Patrimoine matériel et immatériel : entre confinement, bradage et inconscience

L’Algérie vit son « Mois du patrimoine » (18 avril-18 mai) dans le confinement imposé par la pandémie du coronavirus. Mais, rétorqueront tous ceux qui suivent de près l’état et l’évolution de notre patrimoine matériel et immatériel, quel changement y aurait-il par rapport aux éditions des années précédentes où l’on festoyait à tue-tête pour des résultats plus que modestes, voire décevants ? 

L’administration n’a pas cessé d’organiser ses journées, de nommer ses ministres délégués, de fournir des sujets de « remplissage » aux J.T. de la télévision, afin de porter aux nues un secteur abattu, flasque et arrêté net pas une patente impasse. La crise financière dans laquelle se débat le pays depuis presque six ans a enfoncé davantage les activités d’artisanat, allant de la vannerie des Hauts Plateaux jusqu’au tapis d’Ath Yahia, en passant par la dinanderie de la Casbah, la poterie de Fellaoucène et d’Ath Khir, ainsi que l’ébénisterie d’Ighil Ali.

L’artisanat, qui était naguère une économie et un art, un gagne-pain et marqueur mémoriel et culturel, est aujourd’hui l’ombre d’elle-même. Le diagnostic, il ne faudrait pas le chercher dans les séminaires et les journées d’études.
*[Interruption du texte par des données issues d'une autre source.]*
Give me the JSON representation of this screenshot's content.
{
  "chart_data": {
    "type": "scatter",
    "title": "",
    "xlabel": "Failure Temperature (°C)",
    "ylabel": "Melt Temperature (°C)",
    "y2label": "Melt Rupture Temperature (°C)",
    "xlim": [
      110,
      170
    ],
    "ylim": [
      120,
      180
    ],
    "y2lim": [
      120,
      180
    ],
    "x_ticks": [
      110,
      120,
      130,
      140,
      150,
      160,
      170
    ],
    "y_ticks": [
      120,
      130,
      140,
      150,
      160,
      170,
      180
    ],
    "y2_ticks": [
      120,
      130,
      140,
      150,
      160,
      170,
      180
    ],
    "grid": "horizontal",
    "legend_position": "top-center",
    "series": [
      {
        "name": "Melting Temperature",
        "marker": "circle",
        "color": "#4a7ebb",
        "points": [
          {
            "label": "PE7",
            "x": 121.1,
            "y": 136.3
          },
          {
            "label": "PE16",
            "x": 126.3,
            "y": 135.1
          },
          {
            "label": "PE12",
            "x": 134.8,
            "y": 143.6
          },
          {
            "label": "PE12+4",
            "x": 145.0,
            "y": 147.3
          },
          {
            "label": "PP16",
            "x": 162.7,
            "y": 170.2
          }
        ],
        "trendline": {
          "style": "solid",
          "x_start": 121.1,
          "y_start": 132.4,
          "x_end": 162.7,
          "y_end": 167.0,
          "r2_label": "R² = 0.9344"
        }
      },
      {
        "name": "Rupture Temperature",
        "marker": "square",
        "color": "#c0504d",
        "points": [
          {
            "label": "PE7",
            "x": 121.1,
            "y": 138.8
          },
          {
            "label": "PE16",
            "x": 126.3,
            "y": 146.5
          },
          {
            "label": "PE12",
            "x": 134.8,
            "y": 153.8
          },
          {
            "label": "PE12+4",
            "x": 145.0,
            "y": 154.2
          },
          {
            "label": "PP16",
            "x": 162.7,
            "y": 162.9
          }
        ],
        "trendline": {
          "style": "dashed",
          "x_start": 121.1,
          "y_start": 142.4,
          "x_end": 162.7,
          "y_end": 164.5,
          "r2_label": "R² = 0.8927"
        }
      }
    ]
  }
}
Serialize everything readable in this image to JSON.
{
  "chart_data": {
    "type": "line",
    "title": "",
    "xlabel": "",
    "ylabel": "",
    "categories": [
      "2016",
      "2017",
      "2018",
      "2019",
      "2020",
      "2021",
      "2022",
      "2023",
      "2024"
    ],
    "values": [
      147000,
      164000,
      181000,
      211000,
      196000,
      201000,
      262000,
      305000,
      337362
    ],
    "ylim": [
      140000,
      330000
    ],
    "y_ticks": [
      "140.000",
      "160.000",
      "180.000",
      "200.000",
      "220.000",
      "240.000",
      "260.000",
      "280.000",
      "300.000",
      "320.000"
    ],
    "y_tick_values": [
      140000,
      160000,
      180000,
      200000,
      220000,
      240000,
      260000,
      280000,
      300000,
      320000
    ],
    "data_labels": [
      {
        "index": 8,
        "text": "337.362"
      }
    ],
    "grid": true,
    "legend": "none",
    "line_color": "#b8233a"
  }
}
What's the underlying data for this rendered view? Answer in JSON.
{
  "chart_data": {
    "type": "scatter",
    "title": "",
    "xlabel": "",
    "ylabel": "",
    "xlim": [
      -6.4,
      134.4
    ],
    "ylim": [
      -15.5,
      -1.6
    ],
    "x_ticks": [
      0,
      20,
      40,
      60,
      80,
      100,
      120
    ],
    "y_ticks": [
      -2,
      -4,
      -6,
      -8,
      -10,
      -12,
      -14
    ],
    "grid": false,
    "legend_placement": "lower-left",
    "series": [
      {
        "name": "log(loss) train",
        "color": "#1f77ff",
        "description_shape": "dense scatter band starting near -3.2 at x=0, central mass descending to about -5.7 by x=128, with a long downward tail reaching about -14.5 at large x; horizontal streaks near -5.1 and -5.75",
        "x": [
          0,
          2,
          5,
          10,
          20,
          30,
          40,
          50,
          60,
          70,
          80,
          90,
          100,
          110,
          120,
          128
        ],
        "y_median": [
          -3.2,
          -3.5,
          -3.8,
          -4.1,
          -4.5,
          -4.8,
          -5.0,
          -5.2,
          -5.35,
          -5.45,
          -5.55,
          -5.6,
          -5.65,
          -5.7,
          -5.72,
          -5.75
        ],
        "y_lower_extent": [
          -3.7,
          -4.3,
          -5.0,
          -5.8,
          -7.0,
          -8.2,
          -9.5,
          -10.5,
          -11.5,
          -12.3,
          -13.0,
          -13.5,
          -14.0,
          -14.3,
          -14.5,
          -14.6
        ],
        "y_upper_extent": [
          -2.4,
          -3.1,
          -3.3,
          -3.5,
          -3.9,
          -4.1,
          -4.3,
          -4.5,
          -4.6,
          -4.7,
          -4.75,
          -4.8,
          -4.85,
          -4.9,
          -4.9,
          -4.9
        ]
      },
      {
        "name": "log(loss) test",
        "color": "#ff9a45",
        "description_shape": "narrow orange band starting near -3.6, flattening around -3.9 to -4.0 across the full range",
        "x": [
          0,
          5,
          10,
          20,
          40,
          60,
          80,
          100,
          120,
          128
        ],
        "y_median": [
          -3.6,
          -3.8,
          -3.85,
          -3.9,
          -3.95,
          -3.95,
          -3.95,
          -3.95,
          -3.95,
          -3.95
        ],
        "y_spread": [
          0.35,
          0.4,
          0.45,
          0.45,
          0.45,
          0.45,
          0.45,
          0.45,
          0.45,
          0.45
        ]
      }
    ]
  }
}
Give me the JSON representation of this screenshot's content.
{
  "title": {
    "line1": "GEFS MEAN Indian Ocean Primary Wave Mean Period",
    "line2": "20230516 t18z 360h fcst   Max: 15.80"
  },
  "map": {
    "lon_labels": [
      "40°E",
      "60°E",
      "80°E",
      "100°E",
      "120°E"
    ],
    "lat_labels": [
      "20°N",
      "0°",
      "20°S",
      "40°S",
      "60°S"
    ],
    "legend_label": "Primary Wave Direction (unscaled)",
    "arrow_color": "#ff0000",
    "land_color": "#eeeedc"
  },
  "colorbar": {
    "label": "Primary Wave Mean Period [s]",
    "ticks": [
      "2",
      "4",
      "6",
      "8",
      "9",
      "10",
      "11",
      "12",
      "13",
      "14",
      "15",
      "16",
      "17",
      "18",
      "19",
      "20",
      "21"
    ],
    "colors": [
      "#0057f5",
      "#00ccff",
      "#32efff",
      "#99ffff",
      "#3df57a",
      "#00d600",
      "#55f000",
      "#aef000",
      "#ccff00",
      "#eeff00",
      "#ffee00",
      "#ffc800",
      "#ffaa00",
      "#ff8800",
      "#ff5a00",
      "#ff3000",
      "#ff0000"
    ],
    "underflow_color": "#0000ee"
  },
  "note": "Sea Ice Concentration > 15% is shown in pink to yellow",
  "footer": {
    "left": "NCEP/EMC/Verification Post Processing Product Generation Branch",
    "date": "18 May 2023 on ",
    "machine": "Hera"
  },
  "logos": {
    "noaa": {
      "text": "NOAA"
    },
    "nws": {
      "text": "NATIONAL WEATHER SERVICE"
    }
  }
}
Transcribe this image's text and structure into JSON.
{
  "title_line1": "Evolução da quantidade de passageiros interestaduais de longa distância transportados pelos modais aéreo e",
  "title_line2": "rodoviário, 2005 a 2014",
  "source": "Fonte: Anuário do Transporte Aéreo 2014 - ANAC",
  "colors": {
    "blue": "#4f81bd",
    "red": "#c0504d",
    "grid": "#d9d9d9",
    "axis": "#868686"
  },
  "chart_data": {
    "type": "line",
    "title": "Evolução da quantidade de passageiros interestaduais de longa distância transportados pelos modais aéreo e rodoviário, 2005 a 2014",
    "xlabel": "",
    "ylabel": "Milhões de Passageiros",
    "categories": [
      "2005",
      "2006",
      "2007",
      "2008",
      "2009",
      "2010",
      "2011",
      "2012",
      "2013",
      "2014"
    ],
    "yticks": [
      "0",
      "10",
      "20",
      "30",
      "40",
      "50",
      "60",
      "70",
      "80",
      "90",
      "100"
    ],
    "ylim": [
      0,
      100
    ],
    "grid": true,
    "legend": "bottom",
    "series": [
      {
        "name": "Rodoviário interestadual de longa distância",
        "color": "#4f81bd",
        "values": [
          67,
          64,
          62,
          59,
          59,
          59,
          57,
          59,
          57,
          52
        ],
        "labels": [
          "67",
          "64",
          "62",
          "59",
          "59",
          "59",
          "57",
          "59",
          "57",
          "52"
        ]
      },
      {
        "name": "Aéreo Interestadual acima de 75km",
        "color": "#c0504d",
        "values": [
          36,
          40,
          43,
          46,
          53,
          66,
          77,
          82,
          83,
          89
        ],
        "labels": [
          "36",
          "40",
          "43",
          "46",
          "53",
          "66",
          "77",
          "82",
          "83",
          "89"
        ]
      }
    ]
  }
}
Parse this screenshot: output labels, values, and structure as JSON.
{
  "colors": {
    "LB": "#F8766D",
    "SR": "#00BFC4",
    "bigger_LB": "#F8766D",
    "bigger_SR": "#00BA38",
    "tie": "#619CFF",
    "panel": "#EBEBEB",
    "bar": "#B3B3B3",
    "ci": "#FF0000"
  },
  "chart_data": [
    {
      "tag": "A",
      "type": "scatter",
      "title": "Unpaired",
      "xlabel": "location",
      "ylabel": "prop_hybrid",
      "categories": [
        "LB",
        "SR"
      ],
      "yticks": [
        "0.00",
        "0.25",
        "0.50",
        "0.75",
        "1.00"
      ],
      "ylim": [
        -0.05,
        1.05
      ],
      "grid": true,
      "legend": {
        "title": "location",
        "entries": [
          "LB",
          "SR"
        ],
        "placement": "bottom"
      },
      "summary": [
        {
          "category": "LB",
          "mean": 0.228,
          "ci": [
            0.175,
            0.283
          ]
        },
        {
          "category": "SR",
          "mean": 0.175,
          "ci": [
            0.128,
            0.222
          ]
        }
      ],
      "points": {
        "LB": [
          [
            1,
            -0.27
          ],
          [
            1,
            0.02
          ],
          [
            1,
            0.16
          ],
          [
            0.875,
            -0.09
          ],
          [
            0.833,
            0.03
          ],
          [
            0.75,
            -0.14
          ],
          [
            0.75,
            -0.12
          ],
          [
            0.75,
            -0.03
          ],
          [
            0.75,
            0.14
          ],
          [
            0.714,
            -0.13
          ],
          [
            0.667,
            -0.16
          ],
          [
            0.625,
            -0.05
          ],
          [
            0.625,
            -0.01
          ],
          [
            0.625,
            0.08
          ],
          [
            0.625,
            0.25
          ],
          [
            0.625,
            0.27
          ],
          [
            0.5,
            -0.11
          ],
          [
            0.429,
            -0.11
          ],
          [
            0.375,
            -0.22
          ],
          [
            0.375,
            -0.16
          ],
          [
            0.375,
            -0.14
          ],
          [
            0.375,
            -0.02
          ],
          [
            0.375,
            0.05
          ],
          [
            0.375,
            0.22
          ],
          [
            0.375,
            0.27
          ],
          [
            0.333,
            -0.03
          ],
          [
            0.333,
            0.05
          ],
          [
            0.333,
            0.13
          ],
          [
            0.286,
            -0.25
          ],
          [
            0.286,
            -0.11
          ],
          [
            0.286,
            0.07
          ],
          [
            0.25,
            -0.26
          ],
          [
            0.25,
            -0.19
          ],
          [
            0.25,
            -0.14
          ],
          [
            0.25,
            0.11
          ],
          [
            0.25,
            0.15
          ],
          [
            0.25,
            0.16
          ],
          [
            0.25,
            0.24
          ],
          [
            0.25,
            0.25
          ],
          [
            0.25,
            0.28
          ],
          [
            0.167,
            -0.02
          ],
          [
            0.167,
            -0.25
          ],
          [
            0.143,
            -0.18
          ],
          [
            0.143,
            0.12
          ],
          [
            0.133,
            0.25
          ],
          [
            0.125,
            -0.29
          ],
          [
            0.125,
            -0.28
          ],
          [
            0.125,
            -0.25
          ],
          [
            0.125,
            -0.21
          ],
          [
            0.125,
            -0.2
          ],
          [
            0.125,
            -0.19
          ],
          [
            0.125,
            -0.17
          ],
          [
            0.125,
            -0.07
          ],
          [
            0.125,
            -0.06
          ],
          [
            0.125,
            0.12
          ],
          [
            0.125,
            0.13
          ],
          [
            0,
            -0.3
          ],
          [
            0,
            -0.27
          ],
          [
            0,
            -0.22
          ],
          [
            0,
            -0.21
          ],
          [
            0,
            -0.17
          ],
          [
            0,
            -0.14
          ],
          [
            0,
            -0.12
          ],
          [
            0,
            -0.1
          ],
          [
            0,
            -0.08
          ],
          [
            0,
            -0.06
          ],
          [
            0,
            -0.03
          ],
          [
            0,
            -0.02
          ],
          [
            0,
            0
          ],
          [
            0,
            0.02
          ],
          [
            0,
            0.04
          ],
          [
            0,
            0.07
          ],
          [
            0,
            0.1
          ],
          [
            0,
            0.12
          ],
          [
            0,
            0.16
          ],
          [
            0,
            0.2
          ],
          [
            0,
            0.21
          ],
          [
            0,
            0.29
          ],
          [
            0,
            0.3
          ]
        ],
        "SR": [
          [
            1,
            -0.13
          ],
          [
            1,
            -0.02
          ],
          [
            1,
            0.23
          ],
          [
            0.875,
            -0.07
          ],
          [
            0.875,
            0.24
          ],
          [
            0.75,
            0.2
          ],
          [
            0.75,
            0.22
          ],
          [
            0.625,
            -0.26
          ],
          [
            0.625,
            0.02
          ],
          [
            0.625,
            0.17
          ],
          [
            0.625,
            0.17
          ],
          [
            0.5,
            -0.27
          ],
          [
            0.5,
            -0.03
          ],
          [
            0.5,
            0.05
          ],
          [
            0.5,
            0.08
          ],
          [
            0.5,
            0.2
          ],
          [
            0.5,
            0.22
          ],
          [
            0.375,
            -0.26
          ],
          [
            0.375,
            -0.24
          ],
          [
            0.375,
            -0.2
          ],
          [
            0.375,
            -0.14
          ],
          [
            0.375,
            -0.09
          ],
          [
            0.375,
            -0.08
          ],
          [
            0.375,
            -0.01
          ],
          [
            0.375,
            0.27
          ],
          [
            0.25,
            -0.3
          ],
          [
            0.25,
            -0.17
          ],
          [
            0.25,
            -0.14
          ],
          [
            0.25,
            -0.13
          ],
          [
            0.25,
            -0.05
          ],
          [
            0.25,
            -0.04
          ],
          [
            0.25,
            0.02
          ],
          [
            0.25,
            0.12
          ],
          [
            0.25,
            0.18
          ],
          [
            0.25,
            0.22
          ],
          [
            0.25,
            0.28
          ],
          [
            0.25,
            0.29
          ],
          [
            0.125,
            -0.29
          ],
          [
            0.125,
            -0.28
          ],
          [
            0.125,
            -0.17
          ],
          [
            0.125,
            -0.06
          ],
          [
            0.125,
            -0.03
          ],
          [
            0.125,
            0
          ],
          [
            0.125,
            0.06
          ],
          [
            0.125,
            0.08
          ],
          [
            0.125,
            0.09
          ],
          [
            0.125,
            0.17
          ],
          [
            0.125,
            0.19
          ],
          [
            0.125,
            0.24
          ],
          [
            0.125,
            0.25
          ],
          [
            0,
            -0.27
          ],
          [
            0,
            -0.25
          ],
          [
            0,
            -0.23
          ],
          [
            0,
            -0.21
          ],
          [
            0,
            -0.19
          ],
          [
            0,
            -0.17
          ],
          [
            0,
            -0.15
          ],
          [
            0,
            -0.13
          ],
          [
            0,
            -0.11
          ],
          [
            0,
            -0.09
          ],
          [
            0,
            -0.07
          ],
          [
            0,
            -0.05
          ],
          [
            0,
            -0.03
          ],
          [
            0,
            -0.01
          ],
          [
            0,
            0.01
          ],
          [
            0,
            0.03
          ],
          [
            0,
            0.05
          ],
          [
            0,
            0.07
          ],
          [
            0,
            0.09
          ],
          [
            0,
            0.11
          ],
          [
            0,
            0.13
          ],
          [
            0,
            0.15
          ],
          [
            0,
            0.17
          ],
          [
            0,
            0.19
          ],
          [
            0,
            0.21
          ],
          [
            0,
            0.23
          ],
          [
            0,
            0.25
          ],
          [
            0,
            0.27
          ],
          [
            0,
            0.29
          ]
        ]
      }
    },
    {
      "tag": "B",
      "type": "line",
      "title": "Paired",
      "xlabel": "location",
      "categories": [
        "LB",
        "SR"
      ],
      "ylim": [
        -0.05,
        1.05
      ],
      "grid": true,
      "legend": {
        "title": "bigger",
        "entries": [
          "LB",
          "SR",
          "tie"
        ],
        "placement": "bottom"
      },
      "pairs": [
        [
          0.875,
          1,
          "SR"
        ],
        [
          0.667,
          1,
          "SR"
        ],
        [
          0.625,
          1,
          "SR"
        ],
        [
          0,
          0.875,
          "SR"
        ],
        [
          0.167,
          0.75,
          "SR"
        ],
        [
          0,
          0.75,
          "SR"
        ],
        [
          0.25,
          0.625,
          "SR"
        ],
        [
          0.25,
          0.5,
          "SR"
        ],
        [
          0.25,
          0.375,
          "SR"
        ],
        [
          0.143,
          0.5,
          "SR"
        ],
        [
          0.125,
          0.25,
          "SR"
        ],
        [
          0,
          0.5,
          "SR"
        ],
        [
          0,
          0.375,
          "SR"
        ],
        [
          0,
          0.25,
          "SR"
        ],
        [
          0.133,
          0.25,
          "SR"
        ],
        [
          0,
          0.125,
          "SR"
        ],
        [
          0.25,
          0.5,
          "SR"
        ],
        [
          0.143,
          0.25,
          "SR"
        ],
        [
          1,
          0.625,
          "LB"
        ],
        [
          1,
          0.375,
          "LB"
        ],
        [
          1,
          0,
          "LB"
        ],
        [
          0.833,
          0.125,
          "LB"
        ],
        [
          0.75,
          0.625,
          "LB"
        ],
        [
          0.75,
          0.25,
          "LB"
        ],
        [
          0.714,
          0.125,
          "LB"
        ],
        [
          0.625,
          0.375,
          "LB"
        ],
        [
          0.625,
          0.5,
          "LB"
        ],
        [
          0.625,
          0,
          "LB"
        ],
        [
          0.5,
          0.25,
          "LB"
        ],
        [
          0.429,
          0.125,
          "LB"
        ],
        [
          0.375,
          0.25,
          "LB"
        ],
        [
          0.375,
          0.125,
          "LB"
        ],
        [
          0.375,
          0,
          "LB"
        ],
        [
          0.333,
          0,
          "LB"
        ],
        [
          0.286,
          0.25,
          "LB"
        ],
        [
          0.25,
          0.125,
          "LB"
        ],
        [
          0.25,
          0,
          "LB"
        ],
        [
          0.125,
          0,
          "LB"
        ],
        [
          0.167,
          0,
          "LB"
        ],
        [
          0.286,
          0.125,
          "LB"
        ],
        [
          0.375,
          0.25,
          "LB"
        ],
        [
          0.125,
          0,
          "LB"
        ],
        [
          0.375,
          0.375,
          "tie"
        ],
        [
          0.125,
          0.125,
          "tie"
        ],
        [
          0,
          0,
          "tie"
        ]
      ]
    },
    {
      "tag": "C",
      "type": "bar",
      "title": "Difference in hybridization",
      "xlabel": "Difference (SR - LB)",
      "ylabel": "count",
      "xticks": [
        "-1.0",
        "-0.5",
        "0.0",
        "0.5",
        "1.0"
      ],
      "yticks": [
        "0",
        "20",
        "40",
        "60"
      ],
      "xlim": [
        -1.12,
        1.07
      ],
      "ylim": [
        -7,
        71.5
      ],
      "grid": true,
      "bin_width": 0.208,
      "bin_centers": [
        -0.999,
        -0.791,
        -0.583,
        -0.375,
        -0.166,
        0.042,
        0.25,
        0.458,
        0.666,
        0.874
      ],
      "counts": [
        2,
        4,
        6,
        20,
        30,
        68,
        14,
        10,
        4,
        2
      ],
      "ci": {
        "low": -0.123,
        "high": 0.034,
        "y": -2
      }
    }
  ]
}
Il est à relever sur le terrain, dans les ateliers (dont certains ont mis la clef sous le paillasson) et dans le mode de consommation des acheteurs, se rabattant sur les ersatz d’artisanat ramenés de Chine, de Turquie ou d’ailleurs.

Pourtant, les belles tisseuses d’Ath Hichem, les férus bijoutiers d’Ath Yenni et les potières adroites de Maâtqa et Ath Khelili, sont en train de prolonger, contre vents et marées, une économie ancestrale, et ces acteurs sont, de toute évidence, les légataires d’un message culturel qu’ils continuent à matérialiser dans les objets qu’ils fabriquent encore, malgré les maints assauts d’une fausse modernité tapageuse, doublée d’une culture de la rente qui a décidé que « personne ni nulle matière ne sont indispensables ».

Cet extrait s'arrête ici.